Autor: Fernando Kokubun IG @Fernando.kokubun

Revisores: Lilith Schneider Bizarro Twitter @BizarroLilith; Humberto Ribeiro de Souza @umobugafeiditai 

Desde sua identificação em dezembro de 2019, o vírus SARS-CoV-2, responsável pela atual pandemia da COVID-19, tem sido alvo de diversos estudos. Em especial, estudos sobre sua propagação em seres humanos são de grande importância, pois ajudam na elaboração de políticas públicas em muitos países. Por exemplo contribuem para o monitoramento da efetividade do isolamento e distanciamento social e para a avaliação da necessidade de uma maior ou menor rigidez nas medidas a serem adotadas. 

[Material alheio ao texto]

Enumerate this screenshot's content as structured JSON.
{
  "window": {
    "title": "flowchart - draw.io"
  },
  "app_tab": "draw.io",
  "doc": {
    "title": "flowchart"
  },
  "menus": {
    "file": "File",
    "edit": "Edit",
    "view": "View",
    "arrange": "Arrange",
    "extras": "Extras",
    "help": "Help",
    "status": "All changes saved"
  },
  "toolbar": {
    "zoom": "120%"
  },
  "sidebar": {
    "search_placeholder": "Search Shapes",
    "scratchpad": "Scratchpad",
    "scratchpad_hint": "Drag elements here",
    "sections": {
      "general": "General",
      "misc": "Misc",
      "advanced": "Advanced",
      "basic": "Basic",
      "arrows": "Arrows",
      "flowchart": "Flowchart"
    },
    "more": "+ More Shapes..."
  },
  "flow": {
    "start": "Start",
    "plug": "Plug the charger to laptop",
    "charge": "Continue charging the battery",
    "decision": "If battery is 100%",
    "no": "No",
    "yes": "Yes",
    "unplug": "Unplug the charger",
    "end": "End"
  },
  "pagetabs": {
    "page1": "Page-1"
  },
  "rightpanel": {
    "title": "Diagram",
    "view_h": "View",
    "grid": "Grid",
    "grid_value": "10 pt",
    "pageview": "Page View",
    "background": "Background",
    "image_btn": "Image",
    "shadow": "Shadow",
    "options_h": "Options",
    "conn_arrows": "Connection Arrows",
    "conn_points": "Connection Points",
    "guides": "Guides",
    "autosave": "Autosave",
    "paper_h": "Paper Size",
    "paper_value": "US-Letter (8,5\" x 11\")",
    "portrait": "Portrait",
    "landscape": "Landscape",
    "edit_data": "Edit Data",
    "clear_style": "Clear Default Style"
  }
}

Nos estudos de propagação de doenças contagiosas, os modelos epidemiológicos têm utilizado um parâmetro representado pela letra R, que indica o número de pessoas que podem ser contaminadas a partir de outra. No caso da COVID-19, este parâmetro tem atingido valores próximos de 3 em situações sem afastamento social [2]. Importante ressaltar que a qualidade das previsões depende muito da qualidade de dados que são utilizados no modelo. 

Aproximadamente seis meses após o início da pandemia, alguns países obtiveram sucesso no controle da propagação, enquanto outros países estão longe de obter um controle aceitável. Isso torna inevitável a discussão de retomada para uma nova normalidade, reduzindo o grau de quarentena, de isolamento e buscando soluções que permitam a retomada, mesmo que gradual, das atividades.Dentro deste cenário, compreender com mais detalhes a dinâmica da propagação da pandemia, passa a ter um papel fundamental. Discussões sobre as variações locais e temporais dos parâmetros utilizados para a previsão de contágio da COVID-19 passam a ser relevantes para a discussão sobre o retorno a uma nova normalidade em diferentes localidades. 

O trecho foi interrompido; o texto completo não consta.